The division into the two buckets is then performed by applying thresholds on the value of I. The “Wangiri” bucket includes numbers that are with high confidence Wangiri scammers. The “Manual Review” bucket includes numbers that, although identified by the ML model as Wangiri, are less certain, taking into account the value of I.


The items tagged for manual review are intended to be manually investigated and labelled by human analysts. With this process in place, it is possible to create an automatic feedback loop where:

    • The thresholds used for computing I are re-discovered from these newly labelled data
    • The model occasionally retrains by including these newly labelled data


Alternatively, it is possible to make/a feature for the model itself, rather than post-processing and using thresholds on it.


To avoid over fitting during the automatic training, it is possible to use normal business users' numbers and common users' numbers that have never been flagged (or numbers that are known to be good).



FIG. 3 is a flowchart depicting a method for identifying and blocking phone numbers associated with robocalls and/or scam calls. The method 300 begins with pre-processing raw call log records to identify different records that are associated with the same call (302). Depending upon how often the raw call log data is processed, there may be associated call records that are not in the batch of raw call logs currently being processed and as such the associated call records may have already been pre-processed. The pre-processing may also include determining the features used by the different detection models, or the feature calculation or extraction may be performed after the pre-processing of the raw call log data. Once the raw call log data has been processed, the processed call records may be processed using an anomaly detection model (304) to identify phone numbers exhibiting anomalous behaviour. Phone numbers that are identified as being anomalous may be stored or otherwise identified for example in an anomalous numbers list 306. The call records may also be processed by one or more models for detecting specific behaviours, such as a Wangiri detection model to identify numbers associated with Wangiri behaviours (308). The phone numbers identified by the model as being Wangiri numbers may be stored or identified, for example in a Wangiri numbers list 310. It is possible to process the anomalous detection model and the Wangiri detection model, and any other detection models either sequentially or concurrently. The anomalous numbers and Wangiri numbers may be verified as scam or undesirable numbers (312). The verification may be done using additional rules or logic or may be done by an investigator or analyst. After numbers have been verified as scam or associated with undesirable behaviour, they may be blocked (314). It will be appreciated that after blocking the numbers, they may be unblocked (316). For example, it may be desirable to unblock numbers, either in the case of incorrectly blocking a legitimate number or if the scammers have stopped using the number.

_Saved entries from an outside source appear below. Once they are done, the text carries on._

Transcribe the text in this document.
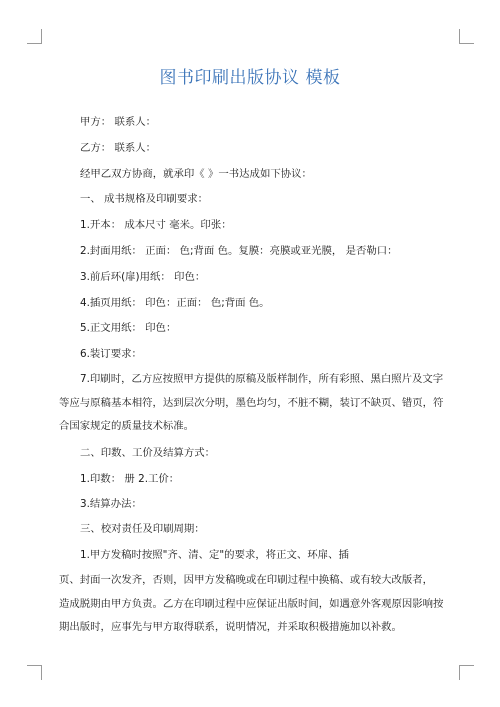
图书印刷出版协议 模板
甲方： 联系人：
乙方： 联系人：
经甲乙双方协商，就承印《 》一书达成如下协议：
一、 成书规格及印刷要求：
1.开本： 成本尺寸 毫米。印张：
2.封面用纸： 正面： 色;背面 色。复膜：亮膜或亚光膜， 是否勒口：
3.前后环(扉)用纸： 印色：
4.插页用纸： 印色：正面： 色;背面 色。
5.正文用纸： 印色：
6.装订要求：
7.印刷时，乙方应按照甲方提供的原稿及版样制作，所有彩照、黑白照片及文字
等应与原稿基本相符，达到层次分明，墨色均匀，不脏不糊，装订不缺页、错页，符
合国家规定的质量技术标准。
二、印数、工价及结算方式：
1.印数： 册 2.工价：
3.结算办法：
三、校对责任及印刷周期：
1.甲方发稿时按照"齐、清、定"的要求，将正文、环扉、插
页、封面一次发齐，否则，因甲方发稿晚或在印刷过程中换稿、或有较大改版者，
造成脱期由甲方负责。乙方在印刷过程中应保证出版时间，如遇意外客观原因影响按
期出版时，应事先与甲方取得联系，说明情况，并采取积极措施加以补救。
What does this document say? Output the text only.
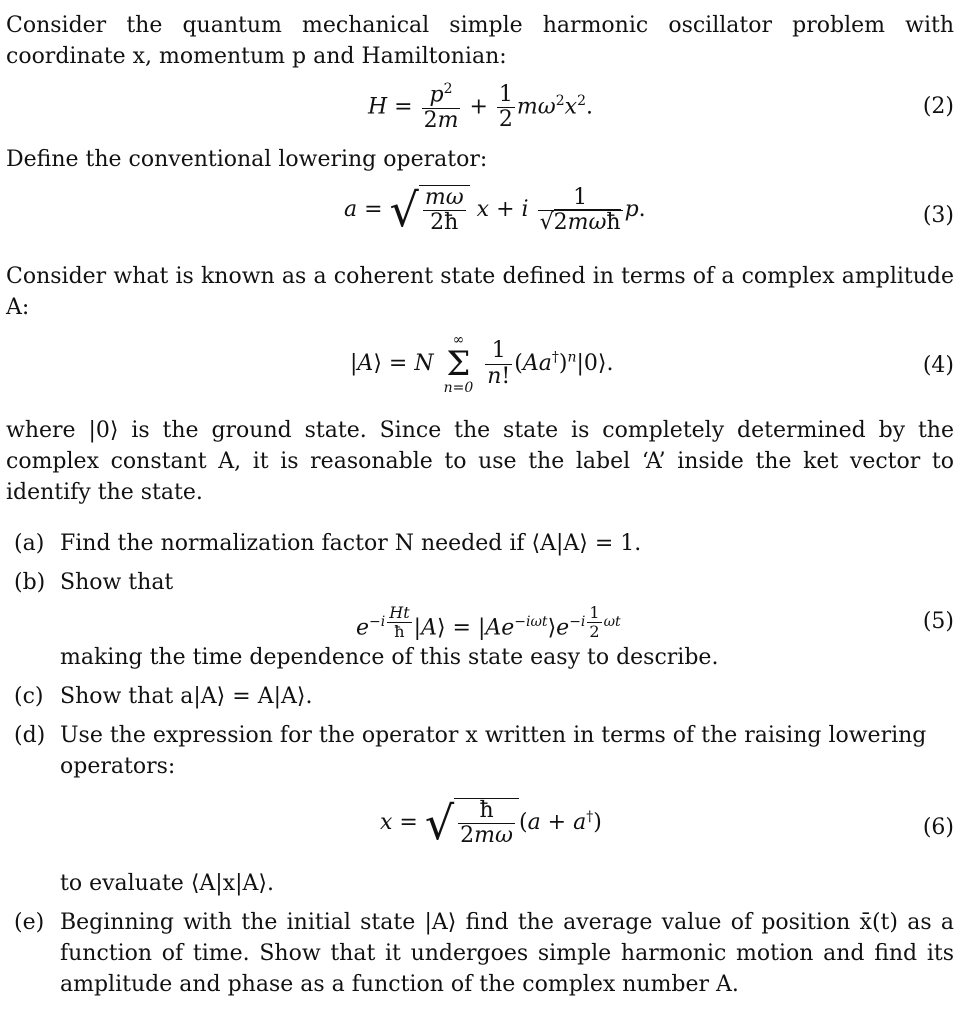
Consider the quantum mechanical simple harmonic oscillator problem with coordinate x, momentum p and Hamiltonian:

$H = \frac{p^2}{2m} + \frac{1}{2} m\omega^2x^2$.	(2)

Define the conventional lowering operator:

a = √ $\frac{m\omega}{2ħ}$ x + i $\frac{1}{\text{√2mωħ}} p$.	(3)

Consider what is known as a coherent state defined in terms of a complex amplitude A:

|A⟩ = N
∞
Σ
n=0
$\frac{1}{n!}$ $(Aa^\dagger)^n|0⟩$.	(4)

where |0⟩ is the ground state. Since the state is completely determined by the complex constant A, it is reasonable to use the label ‘A’ inside the ket vector to identify the state.

(a) Find the normalization factor N needed if ⟨A|A⟩ = 1.
(b) Show that
$e^{-i \frac{Ht}{ħ}}$ |A⟩ = $|Ae^{-i\omega t}⟩e^{-i \frac{1}{2} \omega t}$	(5)
making the time dependence of this state easy to describe.
(c) Show that a|A⟩ = A|A⟩.
(d) Use the expression for the operator x written in terms of the raising lowering operators:
x = √ $\frac{ħ}{2m\omega} (a + a^\dagger)$	(6)
to evaluate ⟨A|x|A⟩.
(e) Beginning with the initial state |A⟩ find the average value of position x̄(t) as a function of time. Show that it undergoes simple harmonic motion and find its amplitude and phase as a function of the complex number A.
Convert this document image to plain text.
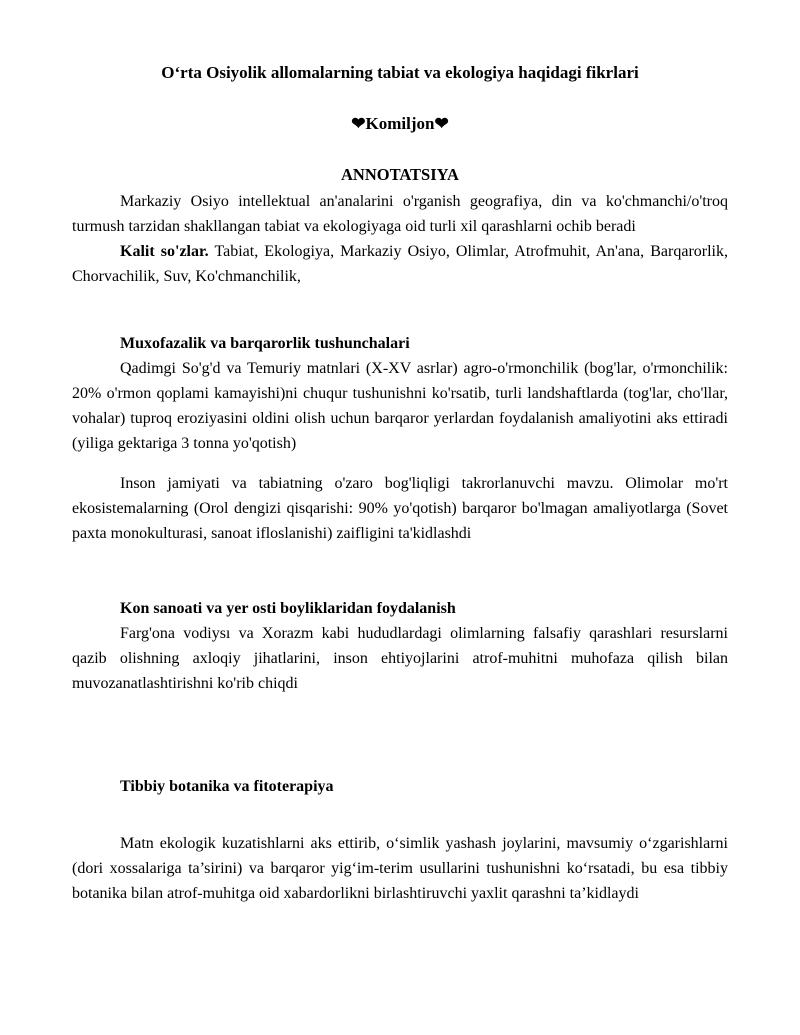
O‘rta Osiyolik allomalarning tabiat va ekologiya haqidagi fikrlari

❤Komiljon❤

ANNOTATSIYA

Markaziy Osiyo intellektual an'analarini o'rganish geografiya, din va ko'chmanchi/o'troq turmush tarzidan shakllangan tabiat va ekologiyaga oid turli xil qarashlarni ochib beradi

Kalit so'zlar. Tabiat, Ekologiya, Markaziy Osiyo, Olimlar, Atrofmuhit, An'ana, Barqarorlik, Chorvachilik, Suv, Ko'chmanchilik,

Muxofazalik va barqarorlik tushunchalari

Qadimgi So'g'd va Temuriy matnlari (X-XV asrlar) agro-o'rmonchilik (bog'lar, o'rmonchilik: 20% o'rmon qoplami kamayishi)ni chuqur tushunishni ko'rsatib, turli landshaftlarda (tog'lar, cho'llar, vohalar) tuproq eroziyasini oldini olish uchun barqaror yerlardan foydalanish amaliyotini aks ettiradi (yiliga gektariga 3 tonna yo'qotish)

Inson jamiyati va tabiatning o'zaro bog'liqligi takrorlanuvchi mavzu. Olimolar mo'rt ekosistemalarning (Orol dengizi qisqarishi: 90% yo'qotish) barqaror bo'lmagan amaliyotlarga (Sovet paxta monokulturasi, sanoat ifloslanishi) zaifligini ta'kidlashdi

Kon sanoati va yer osti boyliklaridan foydalanish

Farg'ona vodiysı va Xorazm kabi hududlardagi olimlarning falsafiy qarashlari resurslarni qazib olishning axloqiy jihatlarini, inson ehtiyojlarini atrof-muhitni muhofaza qilish bilan muvozanatlashtirishni ko'rib chiqdi

Tibbiy botanika va fitoterapiya

Matn ekologik kuzatishlarni aks ettirib, o‘simlik yashash joylarini, mavsumiy o‘zgarishlarni (dori xossalariga ta’sirini) va barqaror yig‘im-terim usullarini tushunishni ko‘rsatadi, bu esa tibbiy botanika bilan atrof-muhitga oid xabardorlikni birlashtiruvchi yaxlit qarashni ta’kidlaydi
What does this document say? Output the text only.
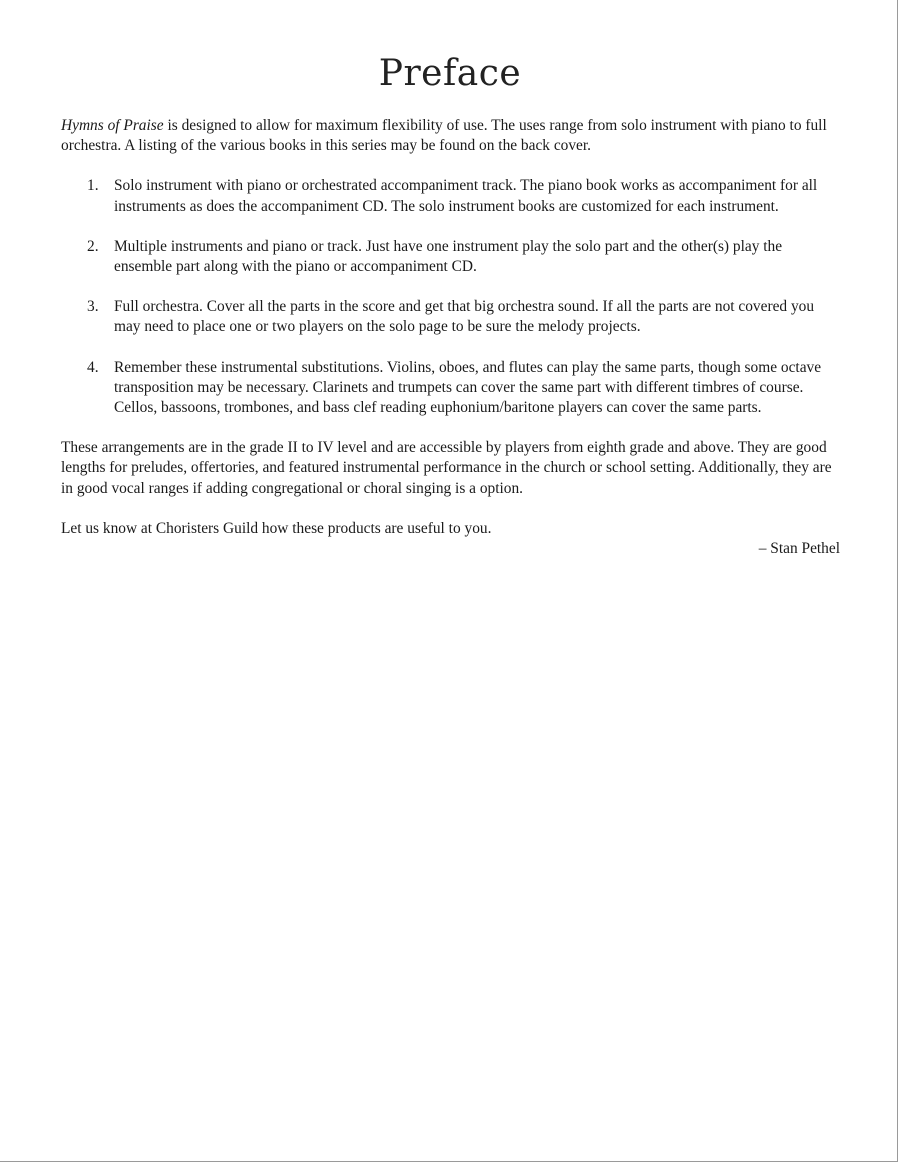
Preface

Hymns of Praise is designed to allow for maximum flexibility of use. The uses range from solo instrument with piano to full orchestra. A listing of the various books in this series may be found on the back cover.

1. Solo instrument with piano or orchestrated accompaniment track. The piano book works as accompaniment for all instruments as does the accompaniment CD. The solo instrument books are customized for each instrument.
2. Multiple instruments and piano or track. Just have one instrument play the solo part and the other(s) play the ensemble part along with the piano or accompaniment CD.
3. Full orchestra. Cover all the parts in the score and get that big orchestra sound. If all the parts are not covered you may need to place one or two players on the solo page to be sure the melody projects.
4. Remember these instrumental substitutions. Violins, oboes, and flutes can play the same parts, though some octave transposition may be necessary. Clarinets and trumpets can cover the same part with different timbres of course. Cellos, bassoons, trombones, and bass clef reading euphonium/baritone players can cover the same parts.

These arrangements are in the grade II to IV level and are accessible by players from eighth grade and above. They are good lengths for preludes, offertories, and featured instrumental performance in the church or school setting. Additionally, they are in good vocal ranges if adding congregational or choral singing is a option.

Let us know at Choristers Guild how these products are useful to you.

– Stan Pethel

FIG. 4 depicts a method of pre-processing raw call log records according to a non-limiting aspect of the invention. The method 400 begins with receiving raw call log records (402). The raw call log records may be received and processed in real-time or in batches, for example every 5 minutes. For each raw call log record (404) the raw call log record may be formatted as a call record (406), for example by placing the raw call log record into a standard format. The call records associated with the same call, which may include previously processed call records, are identified (408). The call records identified as being associated with the same call may be aggregated together (410). The call records may be aggregated into a single record, or a label or other indicator may be added to all of the associated call records in order to easily identify which call records are associated with the same call. Once the call records are aggregated, the next call record may be processed (412). After processing the call records, they may be stored and/or passed on to another process (414), such as the prior described detection models.



FIG. 5 depicts a method for unblocking blocked phone numbers according to a non-limiting aspect of the invention. The method 500 may be used to unblock numbers that are no longer being used by scammers so that they may be used for legitimate purposes. It is possible to have other processes to unblock numbers, such as through a customer support interface that allows incorrectly blocked numbers to be easily unblocked. The method 500 may be performed periodically, for example every day, by retrieving a list of blocked numbers (502). For each blocked number (504), it is determined if the number has been blocked for a threshold number of days (506), for example 5 days may be used as the threshold. If it has not yet been blocked long enough (i.e. No at 506), the number remains blocked and the next number is processed (512). If the blocked number has been blocked for a threshold number of days (i.e. Yes at 506), it is determined if the blocked number has had no or zero call traffic for the past threshold number of days (508). If there has been call traffic in the past threshold number of days (i.e. No at 508), the number remains blocked and the next number is processed (512). If however there has been no call traffic for the past threshold number of days (i.e. Yes at 508), the number may be unblocked.


Although certain components and steps have been described above, it is contemplated that individually described components, as well as steps, may be combined together into fewer components or steps or the steps may be performed sequentially, non-sequentially or concurrently. Further, although described above as occurring in a particular order, one of ordinary skill in the art having regard to the current teachings will appreciate that the particular order of certain steps relative to other steps may be changed. Similarly, individual components or steps may be provided by a plurality of components or steps. One of ordinary skill in the art having regard to the current teachings will appreciate that the components and processes described herein may be provided by various combinations of software, firmware and/or hardware, other than the specific implementations described herein as illustrative examples.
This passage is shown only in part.